Joel no está en la playa celebrando su cumpleaños dieciocho, está en la cama de un hospital «dormido», me gusta el término dormido porque con esas siete letras viene un consiguiente esperanzador: «despertar». Es como si la vida estuviese en pausa, como si nos tomásemos un respiro para luego volver a continuar. Yo no estoy a su lado como en los últimos nueve cumpleaños que pasamos juntos, hoy lo celebraré de una forma distinta, no habrá sonrisas, abrazos, besos ni canciones bochornosas, pero si el mismo fervor, la misma pasión, el mismo amor y la gran amistad que hay entre nosotros, que nos unió, nos une, nos unirá, siempre. Estoy aquí por él y necesito aferrarme a esos sentimientos para poder dignificarlo, para tener la fuerza suficiente para clamar justicia por él. Él sería el primero en estar aquí, el primero en gritar y luchar y exigir; se lo debo «amigo mío, te debo tanto».

—Darío, estamos por comenzar —me dice mamá y me toma del hombro.

Yo asiento y me pongo a su lado; veo como una camioneta Sienna, de esa grandes, cerradas y familiares, se detiene a unos metros de la glorieta; el conductor aguarda adentro, pero del otro extremo, baja una mujer aún con el cabello empapado por la ducha que, seguro, acaba de darse y, en cuanto baja, puedo observar ese algo que por más que intente no puede ocultar: la mirada pérdida y dócil que delata su estado de ánimo, es Marina. Por supuesto que ella estaría aquí, por supuesto que no faltaría, por supuesto que sería la primera en luchar. Mamá le dijo que si no sentía preparada no viniera, lo dijo solo por decirlo, mamá también sabía que ella estaría aquí.

El estómago se me constriñe cuando mis ojos se encuentran con los suyos y, para mi sorpresa, me dedica una sonrisa tímida. Yo no soy tan fuerte como ella, yo no soy ese valiente que la gente cree, mis revoluciones tienen límites, mi entereza es de papel. Así que yo no sonrió, por el contrario, agacho la mirada, abatido. Mamá y papá aprietan mis hombros con fuerza, uno de cada lado, recordándome que están aquí, protegiéndome.

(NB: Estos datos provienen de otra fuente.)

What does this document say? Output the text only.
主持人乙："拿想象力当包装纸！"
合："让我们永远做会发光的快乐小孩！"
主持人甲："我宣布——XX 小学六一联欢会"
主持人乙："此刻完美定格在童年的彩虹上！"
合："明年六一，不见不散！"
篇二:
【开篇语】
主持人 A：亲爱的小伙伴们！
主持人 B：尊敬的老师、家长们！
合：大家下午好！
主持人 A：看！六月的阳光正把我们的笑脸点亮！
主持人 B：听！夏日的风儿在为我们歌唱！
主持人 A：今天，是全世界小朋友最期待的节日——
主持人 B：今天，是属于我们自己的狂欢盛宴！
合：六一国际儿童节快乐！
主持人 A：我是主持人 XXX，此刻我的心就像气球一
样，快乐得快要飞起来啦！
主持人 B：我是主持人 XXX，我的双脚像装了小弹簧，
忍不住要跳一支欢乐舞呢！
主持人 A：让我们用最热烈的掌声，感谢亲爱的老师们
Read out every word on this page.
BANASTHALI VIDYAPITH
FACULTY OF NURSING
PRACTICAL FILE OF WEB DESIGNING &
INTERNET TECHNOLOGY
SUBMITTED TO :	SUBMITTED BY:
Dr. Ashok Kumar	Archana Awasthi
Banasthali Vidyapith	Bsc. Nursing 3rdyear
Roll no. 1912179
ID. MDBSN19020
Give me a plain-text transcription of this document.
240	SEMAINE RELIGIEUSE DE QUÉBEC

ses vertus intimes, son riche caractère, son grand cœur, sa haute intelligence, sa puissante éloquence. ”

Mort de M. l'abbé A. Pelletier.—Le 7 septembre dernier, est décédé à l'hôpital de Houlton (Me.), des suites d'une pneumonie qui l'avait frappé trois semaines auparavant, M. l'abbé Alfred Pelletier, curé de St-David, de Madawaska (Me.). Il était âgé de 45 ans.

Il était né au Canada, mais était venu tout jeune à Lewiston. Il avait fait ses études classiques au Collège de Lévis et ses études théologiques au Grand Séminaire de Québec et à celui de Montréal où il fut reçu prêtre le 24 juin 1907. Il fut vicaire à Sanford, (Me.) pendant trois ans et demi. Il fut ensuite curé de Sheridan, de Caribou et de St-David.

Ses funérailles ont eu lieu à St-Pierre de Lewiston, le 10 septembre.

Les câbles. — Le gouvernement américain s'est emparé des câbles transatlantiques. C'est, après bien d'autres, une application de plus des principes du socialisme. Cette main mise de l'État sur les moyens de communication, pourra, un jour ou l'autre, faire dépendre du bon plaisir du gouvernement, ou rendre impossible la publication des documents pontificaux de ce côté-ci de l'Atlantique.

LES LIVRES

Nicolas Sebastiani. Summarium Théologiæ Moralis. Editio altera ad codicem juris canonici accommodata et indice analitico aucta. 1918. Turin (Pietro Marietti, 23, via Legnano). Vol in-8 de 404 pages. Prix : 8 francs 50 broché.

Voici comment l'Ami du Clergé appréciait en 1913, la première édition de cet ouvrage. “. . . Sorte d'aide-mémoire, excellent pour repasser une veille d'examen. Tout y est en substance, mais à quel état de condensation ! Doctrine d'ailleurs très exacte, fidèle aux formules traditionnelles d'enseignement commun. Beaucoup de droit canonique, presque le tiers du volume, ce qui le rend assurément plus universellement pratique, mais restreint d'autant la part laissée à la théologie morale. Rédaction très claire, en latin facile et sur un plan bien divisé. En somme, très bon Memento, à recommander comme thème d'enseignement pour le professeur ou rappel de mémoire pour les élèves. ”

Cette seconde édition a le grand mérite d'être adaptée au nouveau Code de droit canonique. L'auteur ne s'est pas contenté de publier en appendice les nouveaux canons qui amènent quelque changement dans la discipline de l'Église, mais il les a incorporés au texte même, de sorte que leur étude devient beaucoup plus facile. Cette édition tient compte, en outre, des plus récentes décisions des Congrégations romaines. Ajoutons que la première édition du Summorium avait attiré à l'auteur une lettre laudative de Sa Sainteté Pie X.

Vuelvo a alzar mi mirada y veo que Marina lleva consigo una enorme foto de Joel, es una foto reciente, la recuerdo bien: él y yo fuimos a tomárnoslas juntos, era un requisito para la preinscripción a la universidad. En la fotografía puede verse a un Joel entre serio y sonriente, con la camisa blanca bien abotonada y el cuello acomodado con pulcritud, los mechones de su cabello castaño no caen por su frente como de costumbre, tuvo que utilizar gel para mantenerlos quietos hacia atrás, los braquets platinados se entre asoman por la línea de su boca; cuando me encuentro con sus ojos, no puedo resistirlo y tengo que volver a agachar la mirada. Admiro el valor que Marina tuvo para ampliar la fotografía de su hijo.